"...nothing would ever be the same again." (Time Patrol, p. 114)
"Nomura suspected the Unattached agent had seen enough existence to have become more foreign to him than Feliz - who was born two millenniums past either of them." (p. 115)
"...none less than God can be trusted with time. The Patrol exists to guard what is real." (p. 123)
Patrolmen usually refer to the Danellians but not to God. This short passage makes the Patrol sound like James Blish's Service which is based:
"'...upon the only principle we have ever encountered which permits a man to both choose, and not choose...I may be addressing it to nothing but a sort of cosmic Dead Letter Office, but that can't be helped. The message itself is plain. It has got to read:
"'To Whom it may concern: Thy will, not mine.'"
-James Blish, The Quincunx Of Time (New York, 1983), p. 104.
(Influenced by Blish, before meditating, I address a short agnostic prayer, "To Whom it may concern, to whatever gods may be...")
"Could any man with real roots stand knowing what will eventually happen to his own people?" (Time Patrol, p. 132)
"'We'll return [to Japan] one day.'
"Everard knew rather sadly that they would, and that a storm would destroy the fleet and drown who knows how many young men." (p. 141)

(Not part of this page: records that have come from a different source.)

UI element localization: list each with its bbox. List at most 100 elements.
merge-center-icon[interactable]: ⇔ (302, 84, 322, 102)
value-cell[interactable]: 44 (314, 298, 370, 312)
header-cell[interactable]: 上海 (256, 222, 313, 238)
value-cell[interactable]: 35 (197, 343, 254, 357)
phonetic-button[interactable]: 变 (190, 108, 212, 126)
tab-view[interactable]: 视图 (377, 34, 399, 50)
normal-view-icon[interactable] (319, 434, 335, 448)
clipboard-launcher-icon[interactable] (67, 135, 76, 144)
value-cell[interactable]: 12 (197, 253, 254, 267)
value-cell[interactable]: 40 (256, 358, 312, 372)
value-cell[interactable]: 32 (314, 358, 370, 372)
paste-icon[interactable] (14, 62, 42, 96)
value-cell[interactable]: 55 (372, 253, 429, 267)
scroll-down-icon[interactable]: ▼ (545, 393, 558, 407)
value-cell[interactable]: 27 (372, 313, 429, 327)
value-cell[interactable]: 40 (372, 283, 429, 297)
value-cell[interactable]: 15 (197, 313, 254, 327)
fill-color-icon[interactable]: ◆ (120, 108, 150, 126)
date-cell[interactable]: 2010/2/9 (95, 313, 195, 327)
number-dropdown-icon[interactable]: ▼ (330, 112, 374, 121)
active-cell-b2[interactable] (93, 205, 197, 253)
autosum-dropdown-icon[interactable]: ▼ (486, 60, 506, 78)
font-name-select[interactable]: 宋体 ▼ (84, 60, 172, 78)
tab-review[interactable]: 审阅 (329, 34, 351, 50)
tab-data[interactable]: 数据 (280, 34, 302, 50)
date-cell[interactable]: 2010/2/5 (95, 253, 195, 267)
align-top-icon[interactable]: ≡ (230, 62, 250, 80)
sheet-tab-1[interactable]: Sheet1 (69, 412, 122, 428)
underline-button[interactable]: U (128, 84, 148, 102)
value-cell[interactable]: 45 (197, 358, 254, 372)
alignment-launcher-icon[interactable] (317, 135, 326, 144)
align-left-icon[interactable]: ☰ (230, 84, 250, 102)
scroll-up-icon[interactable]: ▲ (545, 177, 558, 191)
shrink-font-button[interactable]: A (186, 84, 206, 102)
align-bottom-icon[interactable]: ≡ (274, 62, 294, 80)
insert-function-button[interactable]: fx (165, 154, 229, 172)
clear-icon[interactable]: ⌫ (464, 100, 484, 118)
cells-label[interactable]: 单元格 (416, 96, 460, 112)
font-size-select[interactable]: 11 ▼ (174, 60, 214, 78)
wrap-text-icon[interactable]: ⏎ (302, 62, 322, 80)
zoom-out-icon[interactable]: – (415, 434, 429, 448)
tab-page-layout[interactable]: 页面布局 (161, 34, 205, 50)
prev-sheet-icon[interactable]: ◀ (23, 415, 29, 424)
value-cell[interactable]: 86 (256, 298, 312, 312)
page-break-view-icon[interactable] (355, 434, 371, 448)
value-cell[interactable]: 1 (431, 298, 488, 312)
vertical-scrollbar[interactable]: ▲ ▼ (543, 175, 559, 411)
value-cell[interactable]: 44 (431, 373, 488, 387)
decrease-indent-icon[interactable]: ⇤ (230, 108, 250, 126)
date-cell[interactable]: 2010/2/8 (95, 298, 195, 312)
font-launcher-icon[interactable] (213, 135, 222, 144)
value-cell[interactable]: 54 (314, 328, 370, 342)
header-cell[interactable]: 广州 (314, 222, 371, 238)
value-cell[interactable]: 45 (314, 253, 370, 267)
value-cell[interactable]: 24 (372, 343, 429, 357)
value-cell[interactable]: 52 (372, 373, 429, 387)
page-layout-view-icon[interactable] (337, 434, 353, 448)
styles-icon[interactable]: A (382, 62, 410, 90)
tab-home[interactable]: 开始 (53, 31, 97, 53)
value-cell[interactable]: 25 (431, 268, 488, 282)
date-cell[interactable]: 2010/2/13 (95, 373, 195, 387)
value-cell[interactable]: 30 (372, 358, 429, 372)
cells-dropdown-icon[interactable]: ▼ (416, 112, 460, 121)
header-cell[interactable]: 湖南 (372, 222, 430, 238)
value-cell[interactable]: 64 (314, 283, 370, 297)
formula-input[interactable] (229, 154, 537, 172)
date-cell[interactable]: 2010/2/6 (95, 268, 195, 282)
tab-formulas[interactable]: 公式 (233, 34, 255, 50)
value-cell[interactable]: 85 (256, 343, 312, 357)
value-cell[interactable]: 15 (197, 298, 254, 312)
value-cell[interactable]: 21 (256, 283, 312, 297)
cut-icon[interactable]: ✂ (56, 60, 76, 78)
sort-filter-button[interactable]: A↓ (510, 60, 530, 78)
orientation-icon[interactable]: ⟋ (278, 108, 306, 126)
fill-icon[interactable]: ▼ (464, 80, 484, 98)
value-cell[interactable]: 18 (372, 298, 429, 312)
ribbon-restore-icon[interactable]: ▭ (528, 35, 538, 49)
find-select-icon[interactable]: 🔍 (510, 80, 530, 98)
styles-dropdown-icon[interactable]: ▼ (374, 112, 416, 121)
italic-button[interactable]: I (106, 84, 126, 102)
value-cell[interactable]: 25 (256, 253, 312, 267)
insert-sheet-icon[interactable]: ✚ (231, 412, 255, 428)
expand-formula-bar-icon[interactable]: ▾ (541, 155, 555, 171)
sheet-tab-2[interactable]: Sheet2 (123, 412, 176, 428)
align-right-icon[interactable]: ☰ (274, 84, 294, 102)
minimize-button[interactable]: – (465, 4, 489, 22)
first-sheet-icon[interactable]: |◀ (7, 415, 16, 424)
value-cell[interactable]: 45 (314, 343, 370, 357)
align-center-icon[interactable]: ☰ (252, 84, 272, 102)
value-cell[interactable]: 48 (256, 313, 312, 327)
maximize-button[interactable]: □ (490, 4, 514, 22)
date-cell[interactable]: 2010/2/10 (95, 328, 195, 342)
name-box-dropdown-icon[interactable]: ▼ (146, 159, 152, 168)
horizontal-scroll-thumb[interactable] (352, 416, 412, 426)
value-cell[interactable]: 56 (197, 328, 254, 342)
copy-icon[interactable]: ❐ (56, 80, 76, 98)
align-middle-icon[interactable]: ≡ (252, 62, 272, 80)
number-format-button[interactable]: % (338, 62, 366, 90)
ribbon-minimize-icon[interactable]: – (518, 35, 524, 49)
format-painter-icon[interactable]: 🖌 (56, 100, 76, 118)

John Sandoval of the Time Patrol wonders whether his timeline is worth preserving. His parents:
"'...lived in a tumbledown hogan. I saw my father crying once, because he couldn't buy shoes for us in winter. My mother died of TB.'" (pp. 149-150)
Although the Patrol is Everard's family, nation and reason for living:
"The distant supermen turned out to be not such idealists after all. They weren't merely safeguarding a perhaps divinely ordained history which led to them. Here and there they, too, meddled, to create their own past.... Don't ask if there ever was any 'original' scheme of things. Keep your mind shut. Regard the rutted road mankind had to travel, and tell yourself that if it could be better in places, in other places it could be worse.
"'It may be a crooked game,' said Everard, 'but it's the only one in town.'" (p. 171)
- and this story is called "The Only Game In Town." It is comforting to reduce history or the universe to a single "town." However, the realization that the only game in town is crooked must count as an ultimate loss of innocence.
1 comment:
Kaor, Paul!
Yes, In "The Only Game In Town," Everard suffered some disillusionment about the Danellians, that even they could have self interested motives.